Un clou en or à mon tour

Yosano Akiko, 1922

Née le 7 décembre 1878 à Sakai au sein d’une famille commerçante aisée, Yosano Akiko (de son vrai nom Hô Shô) a reçu une éducation poussée et privilégiée pour l’époque, puisque seules 1,3% des jeunes filles intégraient alors une école secondaire (contre 5,1% des jeunes garçons). Pour autant, contrainte par son père, elle n’a pu poursuivre des études universitaires, contrairement à son frère ainé par exemple – grâce à lui, elle pourra toutefois parfaire son éducation littéraire, à travers la lecture de romans, d’abord classiques puis contemporains, mais également de revues. Elle prendra plus tard conscience de l’injustice et de la tristesse ayant ponctuées son enfance.

À l’âge de seize ans et après les avoir toujours aidés en parallèle de l’école, Yosano Akiko commence à travailler à temps plein dans la pâtisserie tenue par ses parents. Elle profite des temps morts à la boutique, de ses soirées, voire même de ses nuits, pour lire et écrire, principalement de la poésie. Elle confie ainsi que « [s]on corps se trouvait très occupé par [s]on travail physique au magasin, mais, dans [s]on cœur, [elle s’était] changée en une de ces nobles femmes du Dit du genji ; [elle avait] une compréhension claire de la face sombre de l’humanité ; [elle imaginait] la paix d’un retour au néant et la pureté de la mort » et, « durant ces moments de ravissement, il [lui] arrivait souvent de penser au suicide » (Dodane 2016).
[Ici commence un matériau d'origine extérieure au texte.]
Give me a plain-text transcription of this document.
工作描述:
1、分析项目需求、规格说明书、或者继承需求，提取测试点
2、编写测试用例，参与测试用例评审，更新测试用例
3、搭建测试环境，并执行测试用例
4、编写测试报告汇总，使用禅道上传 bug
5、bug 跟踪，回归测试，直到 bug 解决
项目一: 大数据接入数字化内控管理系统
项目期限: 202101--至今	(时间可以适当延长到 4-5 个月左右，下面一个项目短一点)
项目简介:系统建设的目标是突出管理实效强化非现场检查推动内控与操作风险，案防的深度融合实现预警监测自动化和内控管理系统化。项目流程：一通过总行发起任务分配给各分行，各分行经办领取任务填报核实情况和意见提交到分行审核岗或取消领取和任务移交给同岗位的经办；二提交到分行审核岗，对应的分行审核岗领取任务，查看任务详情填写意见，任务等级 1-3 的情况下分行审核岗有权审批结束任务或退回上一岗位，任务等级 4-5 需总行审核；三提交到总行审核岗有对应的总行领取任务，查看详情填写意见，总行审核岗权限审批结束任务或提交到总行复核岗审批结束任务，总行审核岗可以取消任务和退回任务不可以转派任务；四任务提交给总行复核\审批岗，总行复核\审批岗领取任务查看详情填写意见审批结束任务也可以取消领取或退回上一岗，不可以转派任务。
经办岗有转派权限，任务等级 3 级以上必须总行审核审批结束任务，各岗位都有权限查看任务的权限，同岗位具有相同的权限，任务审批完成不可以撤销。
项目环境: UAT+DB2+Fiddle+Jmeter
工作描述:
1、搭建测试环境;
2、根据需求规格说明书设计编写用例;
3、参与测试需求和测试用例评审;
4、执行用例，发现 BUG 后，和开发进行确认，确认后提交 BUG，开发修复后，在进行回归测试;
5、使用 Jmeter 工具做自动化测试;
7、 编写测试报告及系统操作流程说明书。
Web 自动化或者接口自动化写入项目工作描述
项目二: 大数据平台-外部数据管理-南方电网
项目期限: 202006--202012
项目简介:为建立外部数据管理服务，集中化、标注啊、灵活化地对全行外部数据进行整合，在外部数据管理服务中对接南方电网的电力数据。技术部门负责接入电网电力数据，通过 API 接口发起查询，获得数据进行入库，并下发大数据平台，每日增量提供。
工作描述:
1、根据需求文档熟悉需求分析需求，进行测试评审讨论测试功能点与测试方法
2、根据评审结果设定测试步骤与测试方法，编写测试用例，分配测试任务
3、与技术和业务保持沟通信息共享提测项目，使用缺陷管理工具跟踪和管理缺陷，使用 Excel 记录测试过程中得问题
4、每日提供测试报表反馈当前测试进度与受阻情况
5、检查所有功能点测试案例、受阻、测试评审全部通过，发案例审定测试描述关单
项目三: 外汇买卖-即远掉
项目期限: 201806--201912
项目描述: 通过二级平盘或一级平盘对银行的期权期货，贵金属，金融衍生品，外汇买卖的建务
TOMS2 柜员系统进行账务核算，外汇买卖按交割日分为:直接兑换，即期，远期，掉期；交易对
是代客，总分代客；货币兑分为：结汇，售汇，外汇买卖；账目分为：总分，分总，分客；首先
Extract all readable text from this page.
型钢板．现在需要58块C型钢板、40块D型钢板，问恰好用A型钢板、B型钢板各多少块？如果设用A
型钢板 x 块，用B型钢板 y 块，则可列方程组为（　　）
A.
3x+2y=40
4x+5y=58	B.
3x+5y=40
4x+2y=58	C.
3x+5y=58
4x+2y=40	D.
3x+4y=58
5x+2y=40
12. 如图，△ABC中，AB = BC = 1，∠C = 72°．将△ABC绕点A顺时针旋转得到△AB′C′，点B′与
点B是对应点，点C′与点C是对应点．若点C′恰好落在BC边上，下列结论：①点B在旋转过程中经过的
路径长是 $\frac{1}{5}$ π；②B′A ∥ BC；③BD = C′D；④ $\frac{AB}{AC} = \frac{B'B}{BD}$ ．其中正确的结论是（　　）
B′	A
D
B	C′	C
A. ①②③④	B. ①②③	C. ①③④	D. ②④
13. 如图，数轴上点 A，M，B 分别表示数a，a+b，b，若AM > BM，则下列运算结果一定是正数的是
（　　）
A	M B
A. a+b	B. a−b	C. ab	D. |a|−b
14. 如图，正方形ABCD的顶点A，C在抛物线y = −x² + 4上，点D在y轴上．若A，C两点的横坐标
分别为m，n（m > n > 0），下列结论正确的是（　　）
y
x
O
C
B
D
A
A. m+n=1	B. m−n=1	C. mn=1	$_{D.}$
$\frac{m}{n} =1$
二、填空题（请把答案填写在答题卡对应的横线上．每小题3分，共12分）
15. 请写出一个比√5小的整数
Un an plus tard, elle intègre un cercle de poètes locaux, grâce à l’un de ses voisins.

Elle fait parvenir des wakas (un genre prestigieux de la poésie japonaise, recouvrant plusieurs formes poétiques) aux revues littéraires qu’elle consomme. En 1900, elle participe à un concours de poésie au cours duquel elle rencontre un poète dont elle apprécie la nouveauté et qui deviendra, un an plus tard, son mari : Yosano Tekkan (1873-1935) – de son vrai nom Hiroshi Yosano. De cinq ans son ainé, il est professeur, habitué, semblerait-il, aux relations avec ses élèves, déjà marié et père d’un enfant. Ils auront ensemble pas moins de douze enfants. En 1901, elle publie son premier (et plus célèbre) recueil, Cheveux emmêlés (Midaregami en langue originale). Selon Claire Dodane, cet ouvrage doit être compris comme « le récit poétique et éclaté de la genèse de [son] amour [avec Yosano Tekkan], des mois qui précèdent la première rencontre jusqu’à la publication du recueil » (2010, 158). Qui plus est, « Cheveux emmêlés est la première œuvre produite par une femme dans la littérature japonaise moderne à avoir laissé libre cours au bonheur féminin » et l’on « assiste au fil des pages à une naissance voluptueuse et érotique au sein d’un monde de sensations » (2010, 172). En d’autres termes, ce recueil est à la fois novateur, éminemment moderne si ce n’est révolutionnaire, et emprunt de féminisme.

En effet, Yosano Akiko a donné voix aux expériences émotionnelles et sensuelles des femmes dans une société pudique et conservatrice. Et ce n’est que le début tant d’une carrière poétique impressionnante que d’un engagement social significatif. En 1904, elle milite en faveur du pacifisme face à la guerre russo-japonaise, à travers son poème « Ne donne pas ta vie », adressé à son frère cadet. En 1911, elle devient ainsi la marraine de Seitô, la première revue littéraire féministe à voir le jour au Japon. Ainsi que l’explique Maya Todeschini : « sous l’impulsion d’Hiratsuka Raichô puis de Itô Noe, deux féministes qui brillèrent sur la scène intellectuelle et artistique, [Seitô] devint le forum et le symbole des femmes nouvelles : celles qui refusaient le rôle de bonne épouse et de mère avisée qui, selon les intellectuels et dirigeants japonais de l’époque, était le seul convenant à leur sexe, confiné dans un statut inférieur » (2014, 100).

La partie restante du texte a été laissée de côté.